Les Misérables: A Powerful and Engaging Film

Les Misérables is a film about redemption and sacrifice. There is a variety of different storylines, most of which focus on the personal lives of the characters with the historical period in the backdrop, though never too far away, as it is closely intertwined in with the characters’ personal stories.

Released on Christmas Day, Les Misérables is a powerful, engaging musical rendition of Victor Hugo’s classic novel of the same name that holds a profound Christian message of love, sacrifice, and redemption.

Set in 1815 in France, a somewhat dark period for those who did not belong to the upper class, Les Misérables focuses on Jean Valjean (Hugh Jackman), who has just been released from prison after almost 20 years. His original sentence — for stealing a loaf of bread to feed a starving child — was for five years. The rest of the time was for attempting to escape.

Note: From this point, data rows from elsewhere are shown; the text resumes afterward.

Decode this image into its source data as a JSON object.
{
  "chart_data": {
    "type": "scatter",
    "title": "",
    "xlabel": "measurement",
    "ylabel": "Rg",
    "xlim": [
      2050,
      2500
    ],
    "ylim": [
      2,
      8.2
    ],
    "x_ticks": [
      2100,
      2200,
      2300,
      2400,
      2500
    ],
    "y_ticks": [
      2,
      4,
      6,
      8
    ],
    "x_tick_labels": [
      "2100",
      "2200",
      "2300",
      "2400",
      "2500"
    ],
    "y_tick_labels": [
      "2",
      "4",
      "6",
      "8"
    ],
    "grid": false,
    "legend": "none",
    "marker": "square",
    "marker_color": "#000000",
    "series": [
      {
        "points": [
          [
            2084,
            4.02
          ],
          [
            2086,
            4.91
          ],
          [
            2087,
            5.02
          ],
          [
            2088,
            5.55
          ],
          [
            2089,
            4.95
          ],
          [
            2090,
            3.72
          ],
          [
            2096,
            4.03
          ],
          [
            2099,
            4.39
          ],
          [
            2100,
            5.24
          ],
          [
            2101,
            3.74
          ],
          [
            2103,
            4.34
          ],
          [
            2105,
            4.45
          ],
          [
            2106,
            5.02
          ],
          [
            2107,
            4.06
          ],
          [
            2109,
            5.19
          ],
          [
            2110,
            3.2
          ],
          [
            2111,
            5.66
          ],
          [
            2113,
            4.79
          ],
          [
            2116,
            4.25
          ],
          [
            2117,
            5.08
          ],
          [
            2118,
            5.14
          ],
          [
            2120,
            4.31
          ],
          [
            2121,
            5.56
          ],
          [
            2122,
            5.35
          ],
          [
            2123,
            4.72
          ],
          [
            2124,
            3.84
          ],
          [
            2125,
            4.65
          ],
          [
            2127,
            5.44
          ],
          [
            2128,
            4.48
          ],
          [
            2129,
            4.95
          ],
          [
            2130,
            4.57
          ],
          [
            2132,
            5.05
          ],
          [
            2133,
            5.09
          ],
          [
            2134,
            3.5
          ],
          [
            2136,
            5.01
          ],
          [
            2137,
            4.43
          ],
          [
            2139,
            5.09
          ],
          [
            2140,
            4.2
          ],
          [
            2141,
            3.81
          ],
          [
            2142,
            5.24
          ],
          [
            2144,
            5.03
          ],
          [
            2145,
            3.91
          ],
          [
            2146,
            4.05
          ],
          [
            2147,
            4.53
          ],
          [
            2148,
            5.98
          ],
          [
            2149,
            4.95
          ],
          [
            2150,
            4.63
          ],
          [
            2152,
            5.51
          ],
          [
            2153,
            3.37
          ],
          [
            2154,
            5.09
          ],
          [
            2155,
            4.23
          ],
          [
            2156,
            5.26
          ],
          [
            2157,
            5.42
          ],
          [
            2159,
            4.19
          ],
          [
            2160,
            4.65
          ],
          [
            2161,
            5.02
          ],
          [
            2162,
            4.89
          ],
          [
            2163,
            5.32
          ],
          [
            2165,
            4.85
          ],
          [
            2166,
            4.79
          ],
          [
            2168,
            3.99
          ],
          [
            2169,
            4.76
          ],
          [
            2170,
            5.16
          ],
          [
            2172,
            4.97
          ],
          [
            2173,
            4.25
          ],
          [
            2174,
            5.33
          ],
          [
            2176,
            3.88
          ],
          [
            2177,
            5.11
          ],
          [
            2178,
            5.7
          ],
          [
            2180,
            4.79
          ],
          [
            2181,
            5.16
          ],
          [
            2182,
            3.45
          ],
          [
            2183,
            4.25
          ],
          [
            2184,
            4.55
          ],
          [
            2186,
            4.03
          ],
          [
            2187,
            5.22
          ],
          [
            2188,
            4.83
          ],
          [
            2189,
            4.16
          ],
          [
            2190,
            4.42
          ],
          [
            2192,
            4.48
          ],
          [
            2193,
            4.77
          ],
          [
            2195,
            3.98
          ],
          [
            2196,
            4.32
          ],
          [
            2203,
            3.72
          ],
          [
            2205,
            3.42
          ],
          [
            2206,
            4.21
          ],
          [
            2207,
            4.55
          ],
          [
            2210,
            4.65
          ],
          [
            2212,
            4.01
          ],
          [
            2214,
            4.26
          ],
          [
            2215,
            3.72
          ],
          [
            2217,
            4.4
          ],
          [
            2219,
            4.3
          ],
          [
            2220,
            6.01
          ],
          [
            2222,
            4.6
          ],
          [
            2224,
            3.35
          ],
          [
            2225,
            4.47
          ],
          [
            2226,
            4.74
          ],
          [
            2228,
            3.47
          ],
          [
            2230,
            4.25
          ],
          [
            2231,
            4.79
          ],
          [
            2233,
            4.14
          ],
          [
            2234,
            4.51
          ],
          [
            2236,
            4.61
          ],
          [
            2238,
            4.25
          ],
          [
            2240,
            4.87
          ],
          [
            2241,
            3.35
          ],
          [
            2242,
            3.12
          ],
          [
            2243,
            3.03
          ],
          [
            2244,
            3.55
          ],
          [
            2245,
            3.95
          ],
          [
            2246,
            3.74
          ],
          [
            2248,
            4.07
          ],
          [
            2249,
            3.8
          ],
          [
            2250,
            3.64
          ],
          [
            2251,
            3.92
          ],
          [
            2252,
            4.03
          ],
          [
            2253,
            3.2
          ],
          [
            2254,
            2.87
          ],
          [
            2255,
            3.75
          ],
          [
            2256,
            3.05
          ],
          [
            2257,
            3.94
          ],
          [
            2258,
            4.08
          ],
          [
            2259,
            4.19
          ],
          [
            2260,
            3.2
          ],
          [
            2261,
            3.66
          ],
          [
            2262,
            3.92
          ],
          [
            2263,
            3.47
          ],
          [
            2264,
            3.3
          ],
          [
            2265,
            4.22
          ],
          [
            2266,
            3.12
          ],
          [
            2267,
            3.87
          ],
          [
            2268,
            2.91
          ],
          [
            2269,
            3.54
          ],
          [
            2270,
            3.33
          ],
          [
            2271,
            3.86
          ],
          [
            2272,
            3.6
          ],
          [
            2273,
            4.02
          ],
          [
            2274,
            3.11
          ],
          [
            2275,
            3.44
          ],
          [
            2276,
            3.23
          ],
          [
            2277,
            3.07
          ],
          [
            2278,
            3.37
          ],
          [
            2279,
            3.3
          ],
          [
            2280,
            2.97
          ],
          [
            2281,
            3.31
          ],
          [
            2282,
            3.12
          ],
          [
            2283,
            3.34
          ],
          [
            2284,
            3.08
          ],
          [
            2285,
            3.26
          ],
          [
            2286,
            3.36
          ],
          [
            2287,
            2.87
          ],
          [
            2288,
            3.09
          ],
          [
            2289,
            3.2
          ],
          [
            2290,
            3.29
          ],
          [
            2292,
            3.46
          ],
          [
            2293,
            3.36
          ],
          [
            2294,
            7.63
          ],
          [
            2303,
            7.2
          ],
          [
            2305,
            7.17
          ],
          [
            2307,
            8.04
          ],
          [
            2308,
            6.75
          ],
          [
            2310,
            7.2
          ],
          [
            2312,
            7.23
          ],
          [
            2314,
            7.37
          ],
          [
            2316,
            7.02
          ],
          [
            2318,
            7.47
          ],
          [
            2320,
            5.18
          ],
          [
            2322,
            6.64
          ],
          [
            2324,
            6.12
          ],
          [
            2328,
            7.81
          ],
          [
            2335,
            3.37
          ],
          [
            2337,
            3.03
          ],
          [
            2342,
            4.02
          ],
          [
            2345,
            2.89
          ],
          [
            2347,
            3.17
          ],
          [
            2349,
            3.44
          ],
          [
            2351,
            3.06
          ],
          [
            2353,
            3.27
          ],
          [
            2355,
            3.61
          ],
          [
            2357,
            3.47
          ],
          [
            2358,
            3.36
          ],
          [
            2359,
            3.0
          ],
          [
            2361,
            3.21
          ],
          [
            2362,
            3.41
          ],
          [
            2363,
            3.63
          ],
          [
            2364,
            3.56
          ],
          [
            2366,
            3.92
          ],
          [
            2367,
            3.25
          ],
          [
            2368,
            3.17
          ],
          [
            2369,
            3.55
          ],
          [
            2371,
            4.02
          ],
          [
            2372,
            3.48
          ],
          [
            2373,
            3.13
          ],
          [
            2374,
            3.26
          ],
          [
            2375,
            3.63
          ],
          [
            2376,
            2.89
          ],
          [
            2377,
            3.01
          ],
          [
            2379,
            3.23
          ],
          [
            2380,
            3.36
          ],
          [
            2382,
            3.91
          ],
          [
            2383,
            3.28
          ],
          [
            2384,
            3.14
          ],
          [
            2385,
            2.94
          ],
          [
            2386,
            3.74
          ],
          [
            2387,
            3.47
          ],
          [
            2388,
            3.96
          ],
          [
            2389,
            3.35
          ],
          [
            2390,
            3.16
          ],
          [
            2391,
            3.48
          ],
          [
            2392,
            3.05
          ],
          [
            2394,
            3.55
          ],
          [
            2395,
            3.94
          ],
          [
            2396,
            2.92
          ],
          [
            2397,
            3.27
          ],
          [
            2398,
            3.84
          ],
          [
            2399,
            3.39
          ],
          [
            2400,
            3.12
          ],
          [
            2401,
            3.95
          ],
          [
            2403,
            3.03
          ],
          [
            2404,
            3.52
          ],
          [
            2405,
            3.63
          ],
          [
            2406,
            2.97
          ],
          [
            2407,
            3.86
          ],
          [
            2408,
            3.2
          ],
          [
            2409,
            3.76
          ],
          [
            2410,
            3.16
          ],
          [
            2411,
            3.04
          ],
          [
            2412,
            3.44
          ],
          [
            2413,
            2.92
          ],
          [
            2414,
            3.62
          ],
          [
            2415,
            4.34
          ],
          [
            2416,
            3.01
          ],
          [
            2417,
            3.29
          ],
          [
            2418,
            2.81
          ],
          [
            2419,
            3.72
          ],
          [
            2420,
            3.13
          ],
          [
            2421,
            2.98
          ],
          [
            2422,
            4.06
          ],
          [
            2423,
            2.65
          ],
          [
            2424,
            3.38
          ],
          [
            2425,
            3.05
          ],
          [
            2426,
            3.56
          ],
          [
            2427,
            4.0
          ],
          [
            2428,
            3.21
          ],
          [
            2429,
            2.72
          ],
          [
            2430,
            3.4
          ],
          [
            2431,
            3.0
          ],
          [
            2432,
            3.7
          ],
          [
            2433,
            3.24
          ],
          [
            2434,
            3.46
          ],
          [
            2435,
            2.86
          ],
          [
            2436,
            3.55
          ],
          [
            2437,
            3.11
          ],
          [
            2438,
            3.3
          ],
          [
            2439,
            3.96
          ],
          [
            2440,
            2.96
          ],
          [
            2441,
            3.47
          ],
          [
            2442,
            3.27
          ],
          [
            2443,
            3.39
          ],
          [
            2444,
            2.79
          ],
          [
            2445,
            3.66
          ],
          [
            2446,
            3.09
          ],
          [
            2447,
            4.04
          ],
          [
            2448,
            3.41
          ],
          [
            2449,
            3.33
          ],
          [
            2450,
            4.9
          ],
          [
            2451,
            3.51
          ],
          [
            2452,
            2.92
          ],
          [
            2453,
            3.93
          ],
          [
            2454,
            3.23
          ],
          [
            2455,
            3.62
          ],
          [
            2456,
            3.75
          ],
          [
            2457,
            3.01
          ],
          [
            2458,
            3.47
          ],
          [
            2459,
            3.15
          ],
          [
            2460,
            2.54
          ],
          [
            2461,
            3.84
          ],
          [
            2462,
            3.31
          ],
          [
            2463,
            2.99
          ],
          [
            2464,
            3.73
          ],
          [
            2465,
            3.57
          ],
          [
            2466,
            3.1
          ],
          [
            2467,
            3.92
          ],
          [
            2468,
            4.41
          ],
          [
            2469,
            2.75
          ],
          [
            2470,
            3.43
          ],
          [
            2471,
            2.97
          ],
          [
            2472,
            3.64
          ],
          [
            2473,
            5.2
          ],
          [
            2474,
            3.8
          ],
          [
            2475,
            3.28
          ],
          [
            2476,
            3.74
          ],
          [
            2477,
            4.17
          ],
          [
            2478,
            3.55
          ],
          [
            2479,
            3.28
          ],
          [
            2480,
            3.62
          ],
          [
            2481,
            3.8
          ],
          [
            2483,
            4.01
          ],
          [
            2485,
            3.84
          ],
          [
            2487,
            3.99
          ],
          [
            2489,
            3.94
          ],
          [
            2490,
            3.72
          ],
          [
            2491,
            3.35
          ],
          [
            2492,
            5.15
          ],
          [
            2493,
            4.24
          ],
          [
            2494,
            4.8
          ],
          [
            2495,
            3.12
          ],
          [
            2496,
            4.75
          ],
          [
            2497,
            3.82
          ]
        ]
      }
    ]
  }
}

But Valjean’s imprisonment doesn’t seem to end with his release. Because he has to show his prison papers in every town he enters, he is marked as a criminal for life, enduring cruel treatment from the townspeople he encounters. And because he is stigmatized as a social outcast, it is almost impossible for him to find either work or a home.

One man, however, has the good grace to recognize Valjean’s desperation and offer him a meal and a warm place to eat: a bishop (Colm Wilkinson). But even in the face of such kindness, Valjean cannot entirely abandon his past ways, and steals the priest’s silver plates and cups.

As a criminal who is constantly under surveillance, however, Valjean is quickly captured by authorities, who drag him back to the church and prepare to beat him and send him back to prison.

But then something happens that touches Valjean’s heart in a way that forever changes him. The compassionate priest tells the authorities that he had given Valjean the plates and cups, and he even gives him some silver candlesticks as well, whispering to him that he must use the silver to “become an honest man.”